La Cumbrecita no nació como un capricho nostálgico de inmigrantes alemanes con ganas de recrear los Alpes. Nació como refugio de una familia que huía de la Alemania nazi, y esa diferencia cambia todo el sentido del pueblo.
Una compra casi accidental
En 1932, la empresa Siemens trasladó al ingeniero Helmut Cabjolsky de Berlín a Buenos Aires para dirigir su sucursal argentina. Viajó con su esposa, Hedwig Behrend —de ascendencia judía por parte de su padre—, y sus dos hijos. El plan era volver a Alemania en cinco años. En 1934, casi por casualidad, una inmobiliaria le ofreció un campo de 500 hectáreas en las sierras cordobesas a un precio bajísimo. Cabjolsky mandó primero a inspeccionar a sus cuñados, Enrique y Federico Behrend, que volvieron entusiasmados con un valle salvaje de arroyos y cascadas. El 7 de septiembre de 1934, la familia compró el campo. Todavía no había plan de pueblo: era, apenas, una casa de veraneo.
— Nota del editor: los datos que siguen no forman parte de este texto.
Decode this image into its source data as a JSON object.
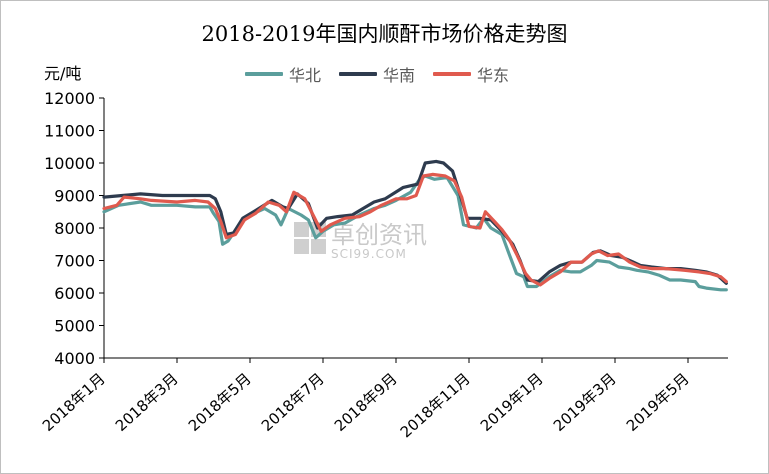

Le pusieron un nombre alemán, Oberalmdorf —»la aldea alta del pastizal»—, en homenaje al pueblo alpino donde solían pasar el verano en Europa. Los primeros años fueron de carpa, huellas abiertas a pico y pala, y una alianza clave con los puesteros criollos de la zona, que les enseñaron a construir en adobe. La primera casa de material, con seis a ocho habitaciones, se terminó en 1935.
El viaje que cambió el sentido del pueblo
En 1938, Cabjolsky viajó a Alemania y encontró un país transformado: el nazismo avanzaba sobre la vida cotidiana, y el origen judío de su suegro representaba un peligro latente para toda la familia. Volvió a la Argentina y tomó una decisión drástica: renunció a Siemens y renunció a su nacionalidad alemana, para que sus hijos no pudieran ser reclutados por el ejército del Reich. Seguiría su carrera en la Compañía Argentina de Electricidad hasta jubilarse en 1955.
Durante esos años, ayudó a emigrar a varias personas dándoles trabajo en La Cumbrecita —a la que la familia llamaba cariñosamente «la estanzuela»— para que pudieran tramitar visas y escapar de Europa, hasta que sostener esa ayuda se volvió políticamente riesgoso para su propia familia. En 1967 impulsó la construcción de la capilla ecuménica del pueblo, abierta a todos los credos: un gesto explícito, según sus propios descendientes, para que las fracturas ideológicas de la Europa que había dejado atrás no se trasladaran a la comunidad que estaba construyendo en Córdoba.
Su hijo, Helmut Cabjolsky (h), se instaló definitivamente en el pueblo, se formó como ingeniero de manera autodidacta y trazó buena parte del casco histórico: presentó el primer plano ante Catastro entre 1938 y 1940, con las primeras 100 hectáreas del actual centro del pueblo, y construyó varios de los puentes que todavía se cruzan hoy, incluido el que da acceso al casco por el arroyo Intiyaco.

Fotografías: cortesía Turismo La Cumbrecita
El pueblo de hoy
En 1996 el pueblo se convirtió en peatonal: los autos quedan en la playa de estacionamiento de ingreso y todo se recorre a pie, entre casas de techos a dos aguas, balcones con flores y calles de piedra. La Cascada Grande, el Bosque de Abedules, el balneario natural La Olla en el río del Medio y la caminata al Cerro Wank —cuyo nombre, de origen alemán, significa simplemente «colina»— son los recorridos clásicos. La primavera y el verano ofrecen el clima más cálido para las actividades al aire libre; el otoño tiñe el paisaje de dorado y rojo; el invierno es la temporada de la chimenea y las caminatas de nieve liviana.
Cómo llegar
Desde la ciudad de Córdoba, el viaje en auto hasta La Cumbrecita dura unas dos horas y media por una ruta sinuosa pero bien señalizada. También se puede llegar en colectivo hasta Villa General Belgrano y de ahí tomar un transporte local hasta el pueblo.

Fotografía: cortesía Turismo La Cumbrecita
Así que, si estás buscando un destino para desconectar y vivir una experiencia única en contacto con la naturaleza, La Cumbrecita te espera con su encanto europeo y su ambiente tranquilo. ¡Prepara tus botas de trekking y déjate envolver por la magia de este rincón cordobés!